As police and school officials continue to issue warnings about the pervasive online “Momo Challenge” rumoured to be targeting young people, a former Victoria cop turned social media safety advocate is pointing the finger squarely at parents for spreading panic and misinformation.

Darren Lauer tours local schools educating teachers and students about staying safe online. He says he’s been contacted “hundreds of times” this week about the disturbing meme that suggests there’s a cryptic online video that encourages children to harm themselves.

While it remains an open question whether any such video exists or ever did, Lauer says the fear that the phenomenon has generated is very real. But it’s not coming from students.

“The content of the Momo Challenge in and of itself is not wrong. The hoax is the propagation of it by parents who are fanning the flames thinking that this is causing all these issues,” he says.

“A lot of the teens at the middle schools and high schools are laughing at the parent panic and moral panic that’s going on because they see it for what it is — it’s a meme.”

On Wednesday, the superintendent of the Sooke School District told CTV Vancouver Island that he has been receiving several calls and emails from concerned parents about the Momo Challenge.

"We're still trying to understand what it is fully,” said superintendent Scott Stinson. “It's not something that is a school-initiated thing, but obviously the impact of these external videos have an impact on the educational environment."

The meme itself is nothing new.

“This is something that’s been around now for just about two years,” Lauer says. “It started in Europe and it’s now moved over here to North America and it is spreading like wildfire right now right across social media — especially in parent forums, where they’re talking about this challenge.”

Lauer says that while concern about the social media meme isn’t affecting older students per se, there is still concern it could be harming the younger crowd.

“When the elementary [school] kids, who don’t have that critical thinking, see this happening, it’s very scary emotionally and psychologically,” he says. “This thing is a hoax [but] the content of it isn’t.
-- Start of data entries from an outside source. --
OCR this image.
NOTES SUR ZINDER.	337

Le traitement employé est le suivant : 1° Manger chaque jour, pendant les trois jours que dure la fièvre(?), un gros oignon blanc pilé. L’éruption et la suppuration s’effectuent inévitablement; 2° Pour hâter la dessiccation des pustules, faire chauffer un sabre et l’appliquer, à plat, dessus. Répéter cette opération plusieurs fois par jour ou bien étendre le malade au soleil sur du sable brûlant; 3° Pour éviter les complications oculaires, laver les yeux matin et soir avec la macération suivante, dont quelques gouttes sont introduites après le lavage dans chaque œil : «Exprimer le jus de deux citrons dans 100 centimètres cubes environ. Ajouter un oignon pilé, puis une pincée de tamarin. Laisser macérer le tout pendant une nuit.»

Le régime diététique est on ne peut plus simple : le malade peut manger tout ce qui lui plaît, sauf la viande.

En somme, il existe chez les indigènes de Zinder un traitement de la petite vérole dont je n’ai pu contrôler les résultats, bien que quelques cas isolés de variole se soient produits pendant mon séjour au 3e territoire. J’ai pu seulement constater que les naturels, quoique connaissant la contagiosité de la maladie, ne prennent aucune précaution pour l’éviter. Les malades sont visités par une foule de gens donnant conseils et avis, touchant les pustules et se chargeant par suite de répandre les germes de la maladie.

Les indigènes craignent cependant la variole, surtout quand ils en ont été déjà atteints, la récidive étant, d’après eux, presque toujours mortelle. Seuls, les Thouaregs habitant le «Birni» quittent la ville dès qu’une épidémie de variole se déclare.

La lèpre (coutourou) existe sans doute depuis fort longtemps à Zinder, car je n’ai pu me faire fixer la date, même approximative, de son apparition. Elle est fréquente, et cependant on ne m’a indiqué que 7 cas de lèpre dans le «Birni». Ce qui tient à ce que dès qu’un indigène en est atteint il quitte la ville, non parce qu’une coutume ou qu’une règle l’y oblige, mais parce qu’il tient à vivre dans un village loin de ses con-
Don’t get me wrong, the content is scary.”

Victoria high school student Josh Decouto agrees, saying that while he hasn’t seen the rumoured video, he says seen the image purported to be captured from it.

“It’s quite scary,” Decouto says. “But I’m 15 so it wouldn’t really scare me. But I can definitely see how people younger than me, like say ages seven or eight, they could definitely see that and get some nightmares.”

As for the actual existence of the elusive video that’s said to be encouraging self-harm, Lauer is agnostic.

“We can’t find it,” he says. “I’m not saying it’s not there.”

What certainly isn’t there, he says, is any documented case of the video inciting serious self-harm. “There’s not one credible reported case where any student or young person has taken their lives for it.”